EXAMPLES: Examples make abstract things real. You see it every night on the evening news: if they run a story about the unemployment rate, they will profile a family struggling to make ends meet. Chip and Dan Heath call it the Mother Teresa effect, because she said, “If I see one, I will act.”

REPETITION: Churchill said, “If you have an important point to make, don’t try to be subtle or clever. Use a pile driver. Hit the point once. Then come back and hit it again. Then hit it a third time—a tremendous whack.” This is excellent advice, but pay attention to the subtlety: Churchill repeated it slightly differently each time, so that it doesn’t sound repetitious.

When you craft your presentation, first make sure you get your facts straight, but then go back and use SAVER as a checklist to make sure they pack maximum impact.
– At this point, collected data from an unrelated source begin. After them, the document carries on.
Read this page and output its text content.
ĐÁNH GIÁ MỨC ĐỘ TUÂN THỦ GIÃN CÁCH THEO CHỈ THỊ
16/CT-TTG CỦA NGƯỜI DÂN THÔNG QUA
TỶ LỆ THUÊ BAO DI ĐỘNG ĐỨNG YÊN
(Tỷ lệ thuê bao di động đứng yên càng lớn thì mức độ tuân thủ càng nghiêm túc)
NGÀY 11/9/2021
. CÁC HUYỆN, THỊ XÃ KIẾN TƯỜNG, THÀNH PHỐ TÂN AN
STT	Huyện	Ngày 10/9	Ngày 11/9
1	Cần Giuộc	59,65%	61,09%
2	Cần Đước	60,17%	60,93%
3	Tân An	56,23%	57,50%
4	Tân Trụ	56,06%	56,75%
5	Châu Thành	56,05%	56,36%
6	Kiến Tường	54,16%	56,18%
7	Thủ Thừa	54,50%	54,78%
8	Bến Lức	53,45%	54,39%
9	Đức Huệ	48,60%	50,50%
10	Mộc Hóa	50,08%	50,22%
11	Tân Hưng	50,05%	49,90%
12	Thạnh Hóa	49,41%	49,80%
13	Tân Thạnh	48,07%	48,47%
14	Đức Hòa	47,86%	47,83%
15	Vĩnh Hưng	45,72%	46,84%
[1] Actually, acronyms also work well, but I didn’t include them because I couldn’t think of an acronym for the extra “A”.

Republished with author's permission from original post.

Jack Malcolm
Jack founded Falcon Performance Group in 1996 specifically to combine his complex-sale expertise and his extensive financial background to design and implement complete sales process improvement initiatives at top national and international corporations.


  1. One presentation challenge I’ve seen is that marketers and salespeople speak about results, but the numbers are abstract–one of the issues that Heath brothers address in their book, Made to Stick.

    I think they cited Stalin’s dark quote that “one death is a tragedy, but one million is a statistic.” Sad, but true, I think. People have a hard time extending large numbers into a concrete vision.

    One company that did a particularly good job recently overcoming that problem was The New York Times, in an online piece about world records in sprinting based on the 2012 Summer Olympics. If you click on the link, there is a very creative visualization that demonstrates just how far human achievement has gone.

    Not every company needs to be this elaborate, but I think the point is clear.